Alívio ao quadrado, chegáramos às valiosas descobertas através do raciocínio lógico que o próprio mestre tanto nos fazia treinar. Que maravilha!
Turma avisada, logo que o professor entrou e escreveu uma frase em alemão, que ninguém soube traduzir, nossa colega, a namorada do peruano, lascou uma frase em tupi-guarani. Não entendendo, o professor perguntou o que significava. E ela respondeu com espanto e questionamento: “Não acredito! O senhor não fala o guarani?”. Ficamos sem a resposta dele.
Na saída, outra colega lhe ofereceu carona, como combináramos.

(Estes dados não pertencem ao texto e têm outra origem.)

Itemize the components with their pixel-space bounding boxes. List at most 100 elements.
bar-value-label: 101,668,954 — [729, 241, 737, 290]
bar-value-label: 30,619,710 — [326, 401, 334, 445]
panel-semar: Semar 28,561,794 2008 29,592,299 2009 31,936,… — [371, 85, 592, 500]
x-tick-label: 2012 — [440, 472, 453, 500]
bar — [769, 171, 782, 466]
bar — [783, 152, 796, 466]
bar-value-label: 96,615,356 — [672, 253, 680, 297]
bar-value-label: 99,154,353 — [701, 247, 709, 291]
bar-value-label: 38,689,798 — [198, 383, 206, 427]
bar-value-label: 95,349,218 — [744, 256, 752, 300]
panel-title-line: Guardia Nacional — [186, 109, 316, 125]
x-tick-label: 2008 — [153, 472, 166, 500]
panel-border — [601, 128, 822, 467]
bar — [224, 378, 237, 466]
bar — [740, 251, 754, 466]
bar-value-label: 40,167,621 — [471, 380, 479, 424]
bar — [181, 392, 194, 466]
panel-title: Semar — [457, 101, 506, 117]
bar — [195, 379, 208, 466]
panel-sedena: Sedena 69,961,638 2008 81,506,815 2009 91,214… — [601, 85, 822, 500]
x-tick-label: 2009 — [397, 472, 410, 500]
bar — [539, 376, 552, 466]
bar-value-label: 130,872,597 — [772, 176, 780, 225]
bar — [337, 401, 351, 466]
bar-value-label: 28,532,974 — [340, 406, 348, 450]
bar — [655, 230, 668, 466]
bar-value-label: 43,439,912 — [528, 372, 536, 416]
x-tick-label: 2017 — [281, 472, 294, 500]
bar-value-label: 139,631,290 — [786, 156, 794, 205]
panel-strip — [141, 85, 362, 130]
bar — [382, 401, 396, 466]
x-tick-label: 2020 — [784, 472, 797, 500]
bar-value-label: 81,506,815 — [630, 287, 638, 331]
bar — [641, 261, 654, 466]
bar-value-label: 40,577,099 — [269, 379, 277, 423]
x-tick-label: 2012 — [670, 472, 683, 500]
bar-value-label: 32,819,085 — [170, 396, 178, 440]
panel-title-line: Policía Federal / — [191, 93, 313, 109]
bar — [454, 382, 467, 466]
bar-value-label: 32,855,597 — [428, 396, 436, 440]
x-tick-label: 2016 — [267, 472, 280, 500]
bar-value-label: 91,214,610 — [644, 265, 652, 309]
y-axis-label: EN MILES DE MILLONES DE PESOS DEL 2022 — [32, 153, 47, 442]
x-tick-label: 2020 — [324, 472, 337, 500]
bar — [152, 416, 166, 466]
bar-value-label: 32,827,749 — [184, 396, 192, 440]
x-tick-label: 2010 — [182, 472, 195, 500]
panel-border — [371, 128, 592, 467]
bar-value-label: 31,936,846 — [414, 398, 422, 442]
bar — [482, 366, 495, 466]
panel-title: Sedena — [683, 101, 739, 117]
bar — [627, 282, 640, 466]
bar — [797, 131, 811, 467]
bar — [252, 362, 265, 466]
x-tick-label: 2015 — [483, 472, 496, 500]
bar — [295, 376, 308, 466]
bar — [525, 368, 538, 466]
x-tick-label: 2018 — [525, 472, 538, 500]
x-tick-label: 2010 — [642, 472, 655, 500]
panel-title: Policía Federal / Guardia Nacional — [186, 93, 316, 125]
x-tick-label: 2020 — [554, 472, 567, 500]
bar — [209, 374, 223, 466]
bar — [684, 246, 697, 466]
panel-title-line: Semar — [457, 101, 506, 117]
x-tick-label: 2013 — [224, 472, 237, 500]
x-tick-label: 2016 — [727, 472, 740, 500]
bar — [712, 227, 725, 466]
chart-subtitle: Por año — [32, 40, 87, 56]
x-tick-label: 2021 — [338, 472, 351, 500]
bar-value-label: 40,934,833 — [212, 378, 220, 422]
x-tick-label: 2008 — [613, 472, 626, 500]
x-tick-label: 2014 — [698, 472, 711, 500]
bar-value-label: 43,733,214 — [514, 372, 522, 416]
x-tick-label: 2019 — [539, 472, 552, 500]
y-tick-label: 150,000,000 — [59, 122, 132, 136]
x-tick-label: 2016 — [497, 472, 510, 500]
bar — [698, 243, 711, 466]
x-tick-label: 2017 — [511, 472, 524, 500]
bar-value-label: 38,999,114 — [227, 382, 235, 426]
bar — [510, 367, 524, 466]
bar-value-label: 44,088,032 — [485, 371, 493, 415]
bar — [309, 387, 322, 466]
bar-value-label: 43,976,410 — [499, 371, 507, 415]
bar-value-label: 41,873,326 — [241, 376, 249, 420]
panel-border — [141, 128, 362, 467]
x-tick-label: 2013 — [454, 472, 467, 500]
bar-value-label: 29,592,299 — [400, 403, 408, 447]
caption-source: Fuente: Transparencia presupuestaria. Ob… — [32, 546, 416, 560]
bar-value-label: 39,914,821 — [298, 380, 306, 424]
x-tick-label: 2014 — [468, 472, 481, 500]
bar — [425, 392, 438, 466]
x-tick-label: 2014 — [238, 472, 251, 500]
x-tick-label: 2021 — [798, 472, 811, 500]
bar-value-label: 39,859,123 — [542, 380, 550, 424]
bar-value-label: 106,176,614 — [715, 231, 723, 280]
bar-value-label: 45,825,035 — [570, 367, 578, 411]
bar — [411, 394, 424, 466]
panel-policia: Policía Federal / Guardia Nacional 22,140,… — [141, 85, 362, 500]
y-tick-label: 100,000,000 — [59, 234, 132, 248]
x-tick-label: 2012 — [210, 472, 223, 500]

Ele agradeceu e disse que sua esposa lhe buscaria. E ela lascou: “Não acredito! O senhor não sabe dirigir?”.
Naquele dezembro, não houve mais comentários pejorativos por parte do nosso professor de Cálculo. Ele continuou exigente e brabo, mas passou a nos respeitar. E todos nós aprendemos que a inteligência é relativa.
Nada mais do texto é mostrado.